Tariffe prestazioni sanitarie. Cittadinanzattiva dopo le sentenze del Tar Lazio: “Evitare stop che limitano i diritti dei cittadini”

Tariffe prestazioni sanitarie. Cittadinanzattiva dopo le sentenze del Tar Lazio: “Evitare stop che limitano i diritti dei cittadini”
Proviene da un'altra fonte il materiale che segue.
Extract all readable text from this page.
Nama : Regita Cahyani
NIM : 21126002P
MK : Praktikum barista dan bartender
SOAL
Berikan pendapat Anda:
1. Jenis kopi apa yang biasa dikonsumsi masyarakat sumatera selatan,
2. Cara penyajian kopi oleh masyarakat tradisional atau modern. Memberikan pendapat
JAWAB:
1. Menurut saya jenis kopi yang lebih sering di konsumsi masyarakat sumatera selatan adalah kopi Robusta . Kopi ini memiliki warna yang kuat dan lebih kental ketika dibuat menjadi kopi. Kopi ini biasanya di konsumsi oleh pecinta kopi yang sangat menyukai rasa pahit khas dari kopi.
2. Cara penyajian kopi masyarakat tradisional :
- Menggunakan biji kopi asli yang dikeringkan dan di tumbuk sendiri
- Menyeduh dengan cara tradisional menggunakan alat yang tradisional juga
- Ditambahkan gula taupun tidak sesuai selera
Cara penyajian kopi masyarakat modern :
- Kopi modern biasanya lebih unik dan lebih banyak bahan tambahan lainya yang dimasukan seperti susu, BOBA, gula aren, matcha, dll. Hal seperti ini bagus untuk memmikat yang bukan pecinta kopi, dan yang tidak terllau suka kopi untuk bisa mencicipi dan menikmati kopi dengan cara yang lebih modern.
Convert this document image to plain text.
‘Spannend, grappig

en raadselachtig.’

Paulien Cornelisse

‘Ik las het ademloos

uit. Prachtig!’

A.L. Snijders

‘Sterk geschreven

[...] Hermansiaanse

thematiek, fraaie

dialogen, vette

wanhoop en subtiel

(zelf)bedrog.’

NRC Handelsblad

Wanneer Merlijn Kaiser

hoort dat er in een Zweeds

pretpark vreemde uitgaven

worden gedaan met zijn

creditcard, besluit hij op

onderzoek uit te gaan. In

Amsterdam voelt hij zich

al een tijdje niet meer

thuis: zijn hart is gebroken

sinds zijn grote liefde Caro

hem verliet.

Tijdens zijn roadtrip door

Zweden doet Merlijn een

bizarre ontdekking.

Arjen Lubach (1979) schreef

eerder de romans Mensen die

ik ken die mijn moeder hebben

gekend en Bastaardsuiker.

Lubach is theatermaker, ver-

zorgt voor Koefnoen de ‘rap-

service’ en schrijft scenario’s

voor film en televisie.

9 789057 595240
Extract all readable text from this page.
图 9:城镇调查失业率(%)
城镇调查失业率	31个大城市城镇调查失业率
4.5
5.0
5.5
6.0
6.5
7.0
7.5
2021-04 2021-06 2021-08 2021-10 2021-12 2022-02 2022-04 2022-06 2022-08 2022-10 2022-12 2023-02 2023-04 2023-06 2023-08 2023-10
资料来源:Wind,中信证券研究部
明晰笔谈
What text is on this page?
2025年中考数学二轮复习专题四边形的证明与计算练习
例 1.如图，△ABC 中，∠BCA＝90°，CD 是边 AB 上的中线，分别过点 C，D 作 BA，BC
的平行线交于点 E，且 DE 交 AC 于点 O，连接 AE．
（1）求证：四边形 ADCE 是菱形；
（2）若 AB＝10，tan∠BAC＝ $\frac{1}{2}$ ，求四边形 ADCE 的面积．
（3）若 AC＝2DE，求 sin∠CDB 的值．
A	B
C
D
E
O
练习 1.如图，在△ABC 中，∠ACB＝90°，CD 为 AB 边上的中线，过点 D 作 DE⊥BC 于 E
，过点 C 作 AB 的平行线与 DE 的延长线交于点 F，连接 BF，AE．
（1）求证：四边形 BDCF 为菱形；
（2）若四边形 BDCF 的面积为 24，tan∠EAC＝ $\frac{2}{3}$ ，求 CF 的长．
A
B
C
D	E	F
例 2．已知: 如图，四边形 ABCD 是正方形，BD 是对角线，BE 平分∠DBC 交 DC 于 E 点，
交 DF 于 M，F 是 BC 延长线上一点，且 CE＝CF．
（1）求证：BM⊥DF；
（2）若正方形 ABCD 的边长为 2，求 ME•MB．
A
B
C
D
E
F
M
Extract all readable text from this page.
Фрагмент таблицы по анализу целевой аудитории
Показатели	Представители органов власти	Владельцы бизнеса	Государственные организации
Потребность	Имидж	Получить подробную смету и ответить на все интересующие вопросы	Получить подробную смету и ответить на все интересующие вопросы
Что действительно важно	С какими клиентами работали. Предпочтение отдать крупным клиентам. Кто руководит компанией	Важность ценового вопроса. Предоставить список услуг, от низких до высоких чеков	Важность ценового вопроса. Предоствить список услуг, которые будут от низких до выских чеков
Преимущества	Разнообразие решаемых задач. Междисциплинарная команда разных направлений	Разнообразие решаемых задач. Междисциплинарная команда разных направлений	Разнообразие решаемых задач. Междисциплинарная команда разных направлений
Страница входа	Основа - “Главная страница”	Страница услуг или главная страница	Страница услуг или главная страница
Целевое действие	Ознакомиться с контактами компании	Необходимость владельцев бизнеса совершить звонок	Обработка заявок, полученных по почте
Tariffe prestazioni sanitarie. Cittadinanzattiva dopo le sentenze del Tar Lazio: “Evitare stop che limitano i diritti dei cittadini”
Dopo le sentenze del Tar Lazio che hanno annullato il nuovo tariffario per l’assistenza specialistica e protesica, Cittadinanzattiva denuncia il rischio di un vuoto normativo e di una battuta d’arresto nei diritti dei cittadini. Chiede il coinvolgimento delle associazioni e sollecita Governo e Regioni a proseguire l’aggiornamento dei Lea senza ulteriori rinvii

“Si ricomincia. Dopo l’entrata in vigore del nuovo Decreto Tariffe che – a seguito di un iter lungo e tortuoso, fatto di continui rimpalli di responsabilità tra Governo, Regioni e strutture sanitarie, e grazie alla grande pressione delle organizzazioni civiche come la nostra – ha reso esigibili alcune prestazioni innovative per i cittadini, si rischia ora di rimettere tutto in discussione e di creare un vuoto normativo che non abbiamo la garanzia sia colmato entro un anno, come indicato dall’Autorità giudiziaria”.

Così Cittadinanzattiva a seguito delle sentenze con le quali nei giorni scorsi il Tar Lazio ha annullato il nuovo tariffario per l’assistenza specialistica ambulatoriale e protesica, rilevando gravi carenze istruttorie, mancata rilevazione aggiornata dei costi e assenza di confronto con le parti sociali.

“Appare evidente quanto il tema delle tariffe sia spinoso e necessiti di una maggiore partecipazione ed inclusione di tutte le parti coinvolte nella definizione delle stesse. Non può essere, tuttavia, un braccio di ferro continuo, né si può tornare continuamente indietro, inficiando il lavoro di adeguamento fatto nel frattempo. Per questo chiediamo che le associazioni di tutela – in particolare quelle che in questi ultimi mesi si sono battute per l’approvazione dei nuovi Lea – siano coinvolte in questo percorso di revisione del tariffario, come garanti dei diritti dei cittadini e come peraltro previsto dalle nuove normative sulla partecipazione. Chiediamo inoltre al Ministero e alle Regioni di continuare a lavorare sull’aggiornamento dei Lea e dei decreti collegati, per restituire provvedimenti che non lascino appesi i diritti e non facciano perdere la pazienza ai cittadini”.